Limitations & Future Work

  • The focus is still on MCQs, which can be partially gamed by test-taking tricks and may not fully reflect open-ended reasoning.
  • Translation evaluation relies heavily on reference-based metrics (BLEU/chrF++), which penalize valid paraphrasing.
  • Arena evaluation depends on LLM judges and a fixed baseline, introducing self-preference and anchoring biases.
  • The black-box service was not yet officially live at the time of writing (stated "upon publication").
  • Task coverage is limited to three types, missing code, agents, and long-context tasks; fewer comparable models exist specifically for the Lao domain.
  • vs SeaEval / SEA-HELM / SeaExam: These provide broad SEA multilingual coverage, but Lao is missing or marginal.
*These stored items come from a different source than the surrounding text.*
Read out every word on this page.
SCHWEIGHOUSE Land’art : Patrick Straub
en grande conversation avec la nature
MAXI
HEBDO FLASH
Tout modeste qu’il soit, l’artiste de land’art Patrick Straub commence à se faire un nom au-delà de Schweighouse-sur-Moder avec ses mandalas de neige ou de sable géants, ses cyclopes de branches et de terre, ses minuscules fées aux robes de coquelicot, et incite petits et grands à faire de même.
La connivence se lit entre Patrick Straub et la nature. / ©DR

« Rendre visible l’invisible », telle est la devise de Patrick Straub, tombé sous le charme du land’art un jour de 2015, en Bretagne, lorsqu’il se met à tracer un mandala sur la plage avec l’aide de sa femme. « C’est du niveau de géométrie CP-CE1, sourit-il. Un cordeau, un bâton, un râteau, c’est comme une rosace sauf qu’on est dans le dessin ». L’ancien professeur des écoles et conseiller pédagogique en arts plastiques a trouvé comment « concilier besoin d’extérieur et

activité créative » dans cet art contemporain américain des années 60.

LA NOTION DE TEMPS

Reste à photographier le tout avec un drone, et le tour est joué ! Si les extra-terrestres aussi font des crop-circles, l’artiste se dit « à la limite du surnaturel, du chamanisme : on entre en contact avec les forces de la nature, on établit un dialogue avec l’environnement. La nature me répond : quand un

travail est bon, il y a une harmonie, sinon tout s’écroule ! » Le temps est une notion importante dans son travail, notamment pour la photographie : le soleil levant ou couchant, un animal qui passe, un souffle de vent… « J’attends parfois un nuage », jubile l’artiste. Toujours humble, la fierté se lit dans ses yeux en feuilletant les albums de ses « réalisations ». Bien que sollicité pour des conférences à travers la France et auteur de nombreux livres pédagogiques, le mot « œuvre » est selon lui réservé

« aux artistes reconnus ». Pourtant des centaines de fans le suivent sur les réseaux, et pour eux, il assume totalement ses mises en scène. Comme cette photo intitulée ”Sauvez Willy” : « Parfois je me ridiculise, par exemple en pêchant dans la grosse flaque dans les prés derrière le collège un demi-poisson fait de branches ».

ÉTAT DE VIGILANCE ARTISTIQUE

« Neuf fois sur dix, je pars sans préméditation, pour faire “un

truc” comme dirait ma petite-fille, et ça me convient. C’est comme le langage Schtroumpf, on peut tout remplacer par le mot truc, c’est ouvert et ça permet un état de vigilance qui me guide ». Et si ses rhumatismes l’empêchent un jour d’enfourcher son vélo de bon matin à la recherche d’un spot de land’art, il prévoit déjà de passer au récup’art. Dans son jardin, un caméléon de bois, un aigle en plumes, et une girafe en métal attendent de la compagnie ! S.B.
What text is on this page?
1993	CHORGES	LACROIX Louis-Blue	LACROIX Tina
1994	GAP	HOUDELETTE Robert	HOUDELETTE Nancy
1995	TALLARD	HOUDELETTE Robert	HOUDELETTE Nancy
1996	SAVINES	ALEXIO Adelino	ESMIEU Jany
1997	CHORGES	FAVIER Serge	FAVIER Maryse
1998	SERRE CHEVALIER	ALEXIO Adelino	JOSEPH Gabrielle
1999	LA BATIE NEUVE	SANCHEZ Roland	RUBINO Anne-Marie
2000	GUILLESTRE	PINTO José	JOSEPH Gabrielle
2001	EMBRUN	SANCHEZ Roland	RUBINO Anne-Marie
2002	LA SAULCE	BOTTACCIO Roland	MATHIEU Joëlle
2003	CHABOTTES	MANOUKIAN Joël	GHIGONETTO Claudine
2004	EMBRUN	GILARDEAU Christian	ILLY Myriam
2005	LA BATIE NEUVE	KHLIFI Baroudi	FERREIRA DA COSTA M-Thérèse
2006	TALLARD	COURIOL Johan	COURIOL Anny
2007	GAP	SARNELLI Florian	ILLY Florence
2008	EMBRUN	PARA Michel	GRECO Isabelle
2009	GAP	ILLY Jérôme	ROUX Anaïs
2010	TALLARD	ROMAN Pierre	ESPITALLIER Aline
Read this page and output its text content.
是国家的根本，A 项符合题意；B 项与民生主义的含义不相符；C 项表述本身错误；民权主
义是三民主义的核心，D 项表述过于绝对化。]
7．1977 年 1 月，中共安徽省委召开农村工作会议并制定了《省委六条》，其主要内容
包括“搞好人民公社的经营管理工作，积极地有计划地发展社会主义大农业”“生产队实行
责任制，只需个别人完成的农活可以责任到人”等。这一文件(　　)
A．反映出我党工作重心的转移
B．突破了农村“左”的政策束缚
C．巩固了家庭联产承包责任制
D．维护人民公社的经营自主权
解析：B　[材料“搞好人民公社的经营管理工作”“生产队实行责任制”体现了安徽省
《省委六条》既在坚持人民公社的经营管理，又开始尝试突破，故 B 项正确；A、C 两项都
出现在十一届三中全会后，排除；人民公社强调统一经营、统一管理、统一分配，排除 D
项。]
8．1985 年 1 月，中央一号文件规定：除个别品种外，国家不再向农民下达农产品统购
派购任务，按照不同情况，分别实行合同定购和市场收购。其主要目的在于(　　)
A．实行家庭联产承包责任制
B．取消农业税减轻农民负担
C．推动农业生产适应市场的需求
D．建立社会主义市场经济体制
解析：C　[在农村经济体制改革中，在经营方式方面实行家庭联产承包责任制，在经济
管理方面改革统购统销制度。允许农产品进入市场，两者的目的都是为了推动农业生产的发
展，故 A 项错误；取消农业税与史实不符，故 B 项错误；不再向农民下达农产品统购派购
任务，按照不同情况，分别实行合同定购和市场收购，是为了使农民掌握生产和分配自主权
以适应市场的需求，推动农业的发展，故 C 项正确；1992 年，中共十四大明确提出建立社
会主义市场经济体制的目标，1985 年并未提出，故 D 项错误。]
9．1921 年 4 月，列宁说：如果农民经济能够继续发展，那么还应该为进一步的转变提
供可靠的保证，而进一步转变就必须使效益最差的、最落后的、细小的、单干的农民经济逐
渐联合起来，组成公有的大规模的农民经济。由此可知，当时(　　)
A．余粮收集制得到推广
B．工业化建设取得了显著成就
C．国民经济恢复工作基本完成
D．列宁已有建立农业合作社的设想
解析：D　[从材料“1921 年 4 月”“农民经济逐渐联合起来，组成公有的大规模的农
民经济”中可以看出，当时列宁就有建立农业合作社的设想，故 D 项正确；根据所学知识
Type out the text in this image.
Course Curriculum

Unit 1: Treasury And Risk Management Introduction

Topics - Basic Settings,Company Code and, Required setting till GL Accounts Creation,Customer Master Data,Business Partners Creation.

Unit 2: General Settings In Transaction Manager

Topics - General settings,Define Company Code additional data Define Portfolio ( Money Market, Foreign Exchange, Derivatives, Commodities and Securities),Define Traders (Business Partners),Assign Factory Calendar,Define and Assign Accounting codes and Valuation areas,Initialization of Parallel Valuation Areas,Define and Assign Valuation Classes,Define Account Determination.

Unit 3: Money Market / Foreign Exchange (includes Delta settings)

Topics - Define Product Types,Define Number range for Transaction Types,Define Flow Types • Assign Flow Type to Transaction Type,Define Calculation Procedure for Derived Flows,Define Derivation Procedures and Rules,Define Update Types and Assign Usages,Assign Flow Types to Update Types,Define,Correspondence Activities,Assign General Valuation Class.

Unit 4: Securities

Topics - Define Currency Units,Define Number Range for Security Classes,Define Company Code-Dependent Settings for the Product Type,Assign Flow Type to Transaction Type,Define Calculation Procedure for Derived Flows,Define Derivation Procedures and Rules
LaoBench provides monolingual depth.
  • vs VMLU (Vietnamese) / LoRaXBench (Indonesian): Similar philosophy (native K12 + culture), but LaoBench adds translation and black-box services, serving as a template for future benchmarks.
  • vs M3Exam / BenchBuilder: Lao-500 adopts BenchBuilder-style LLM scoring + thematic clustering pipeline, successfully porting English community best practices to Lao.

Rating

  • Novelty: ⭐⭐⭐⭐ First truly multidimensional + black-box benchmark for Lao; substantial innovation in engineering combination.
  • Experimental Thoroughness: ⭐⭐⭐⭐ 14 SOTA models across 13 subdomains plus translation and open-ended protocols.
  • Writing Quality: ⭐⭐⭐⭐ Clear pipeline diagrams and comparison tables; excellent reproducibility with detailed appendices.
  • Value: ⭐⭐⭐⭐⭐ Vital infrastructure for the Lao NLP community from 0 to 1; provides a reusable engineering template for other low-resource languages.